You are all, I think, familiar with the details of L'Affaire Potter, so I need not enumerate them here. If you aren't already familiar with this story, you probably don't care what I have to say about it, so you can skip the rest of this post. But as a Quebec-based academic with a weekly column in a national newspaper, I feel obliged to say something.
Which brings us to his Maclean's piece. Quite frankly, I didn't see a heck of a lot to be excited about, one way or the other. Certainly the bit about restaurant bills felt wrong to me. I'd never heard such a thing even as a second- or third-hand anecdote, but - I conjectured - maybe things were different in Montreal. (After 25 years in Quebec City, I've internalised much of the local tendency to believe the worst of what goes on in Montreal.) The StatsCan data he cited were suggestive, but I'm much too old a hand at social science data to accept them as conclusive.

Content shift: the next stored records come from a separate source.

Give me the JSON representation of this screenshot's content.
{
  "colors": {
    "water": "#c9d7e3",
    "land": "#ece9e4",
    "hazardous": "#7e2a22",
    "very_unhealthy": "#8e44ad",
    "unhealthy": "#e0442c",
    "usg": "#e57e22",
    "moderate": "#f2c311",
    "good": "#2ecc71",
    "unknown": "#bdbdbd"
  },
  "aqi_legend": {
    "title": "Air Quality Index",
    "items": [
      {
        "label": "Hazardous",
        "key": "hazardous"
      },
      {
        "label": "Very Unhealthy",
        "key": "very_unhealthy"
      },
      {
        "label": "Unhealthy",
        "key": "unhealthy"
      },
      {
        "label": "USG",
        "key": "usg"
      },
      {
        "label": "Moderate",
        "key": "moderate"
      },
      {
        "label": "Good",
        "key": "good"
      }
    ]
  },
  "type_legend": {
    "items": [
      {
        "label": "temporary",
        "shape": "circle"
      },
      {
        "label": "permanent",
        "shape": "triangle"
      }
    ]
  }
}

It wasn't Andrew's best work, but - and this is the crucial bit - no-one hits home runs every time. Anyone who steps up to the public commentary plate is going to strike out at embarrassingly high rate; the best ones are those who can hit for the average. As someone (Felix Salmon?) once said, if you're never wrong, you're not interesting. And Andrew's batting average is such that I was willing to shrug this one off, in the almost certain expectation of more and better to come. His willingness to admit error is, in my view, yet another reason to cut him extra slack: lesser pundits would have succumbed to the temptation of doubling down. And as Colby Cosh notes, this is a field where getting things wrong can actually advance the debate.

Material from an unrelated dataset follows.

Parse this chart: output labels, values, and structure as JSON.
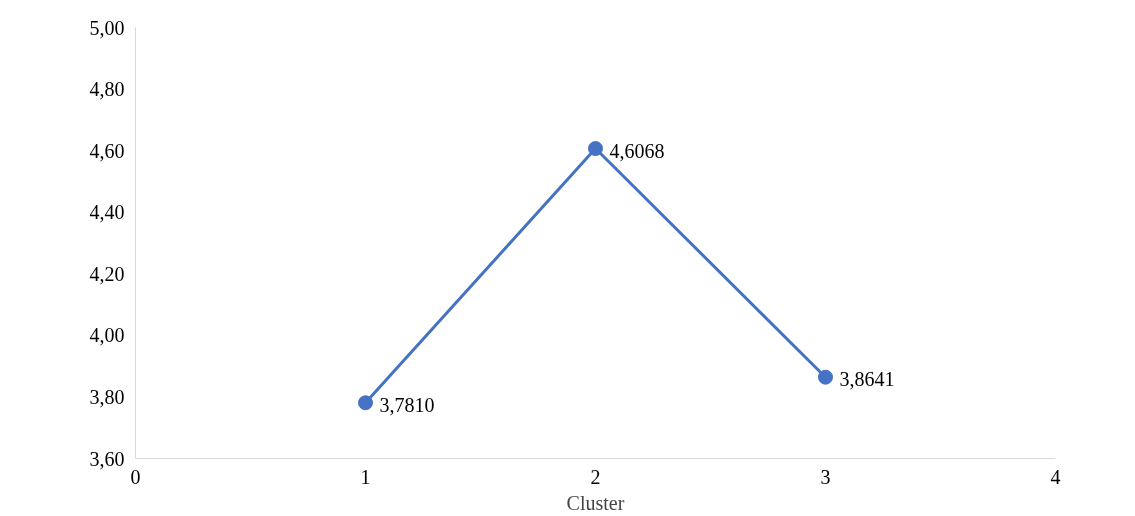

This brings me to the delicate issue of university politics. In ten-plus years of blogging and column-writing, with an ever-increasing audience, I have never once incurred the wrath of Laval's administration. Or its approval, for that matter. I'm not entirely sure I show up on their radar (because I write in English?), and I'm not dissatisfied with this state of affairs. But not everyone benefits from this sort of benign neglect.
Certainly Andrew Potter did not. And it's not clear to me why he should pay so steep a price for an (admittedly lame) piece. As someone (sorry, I can't remember who) pointed out, being publicly corrected on a point of analysis is the appropriate punishment for getting things wrong. And there are far too many open questions about the affair to close the file at this point.